The fundraiser takes place at a cottage on top of a hill. The driveway curves around a rocky bend, making the actual structure impossible to see. Cars snake upward in a slow line—luxury rides interspersed with moderately expensive vehicles. Based on the sheer number of cars, we’ll be sitting here for a while. It’s like a small version of a car show. The rental would’ve sucked compared to Waters’ car.
Randy pulls his phone out and sends a few more messages while we wait, so I do the same, including a warning to Sunny that we saw a camping trailer parked a couple miles down the road from the cottage.
Sunny messages back. They’re hard to decipher without listening to them, but the last one has a heart and a kissy lips emoticon, which is cool.
Randy passes over his phone with our invitation to the suits manning the gates.
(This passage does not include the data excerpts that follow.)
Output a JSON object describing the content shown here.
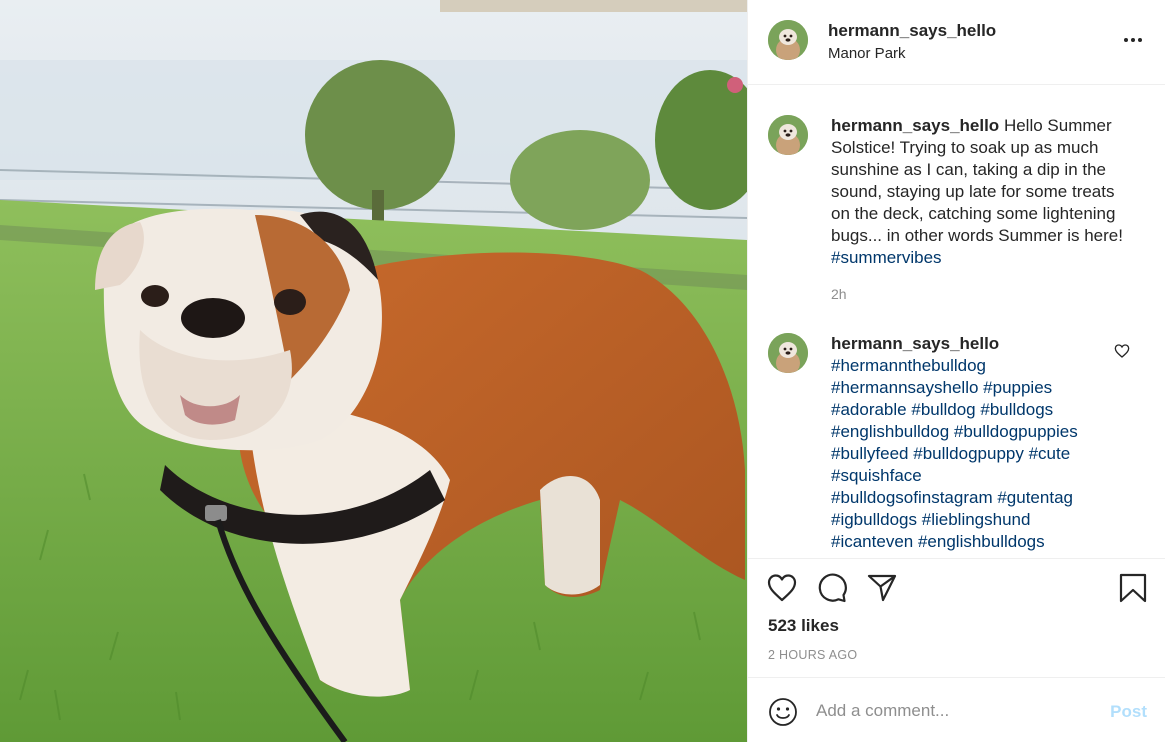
{
  "post": {
    "username": "hermann_says_hello",
    "location": "Manor Park",
    "caption": {
      "username": "hermann_says_hello",
      "text": "Hello Summer Solstice! Trying to soak up as much sunshine as I can, taking a dip in the sound, staying up late for some treats on the deck, catching some lightening bugs... in other words Summer is here!",
      "hashtag": "#summervibes",
      "time": "2h"
    },
    "comment": {
      "username": "hermann_says_hello",
      "hashtags": [
        "#hermannthebulldog",
        "#hermannsayshello",
        "#puppies",
        "#adorable",
        "#bulldog",
        "#bulldogs",
        "#englishbulldog",
        "#bulldogpuppies",
        "#bullyfeed",
        "#bulldogpuppy",
        "#cute",
        "#squishface",
        "#bulldogsofinstagram",
        "#gutentag",
        "#igbulldogs",
        "#lieblingshund",
        "#icanteven",
        "#englishbulldogs"
      ]
    },
    "likes": "523 likes",
    "timestamp": "2 HOURS AGO",
    "comment_box": {
      "placeholder": "Add a comment...",
      "post_label": "Post"
    },
    "icons": {
      "more": "more-options-icon",
      "like": "heart-icon",
      "comment": "comment-icon",
      "share": "share-icon",
      "save": "bookmark-icon",
      "emoji": "emoji-icon"
    },
    "colors": {
      "hashtag": "#00376b",
      "muted": "#8e8e8e",
      "post_button": "#b2dffc"
    }
  }
}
The dude passes me a clipboard with a bunch of forms to sign. I pass it to Randy to scan, otherwise we’ll hold up the line.
“It’s a bunch of waivers for photos. The usual.” He passes it back to me, I sign, and we move forward.
As soon as we round the bend, the cottage comes into view. It makes Alex’s pad look like a dump, and that’s saying something. Three stories of glass, wood, and stone are built into the side of a steep, rocky incline. The view is spectacular. The top floor is the only one accessible from the driveway. I’d love to appreciate the architecture more, but I suddenly realize I’m in trouble. Cars worth a quarter million dollars and up line the edges of the driveway. Two Ferraris—one red, one yellow, a black Mercedes, and an orange Lambo are among the nicest.
I’m a guy. I have a hard-on for cars. I don’t own anything quite so insanely expensive, only because Violet won’t let me. The money’s there, but she wants me to wait a few years before I do something stupid with it—like throw it away on a car I’ll never fit in comfortably.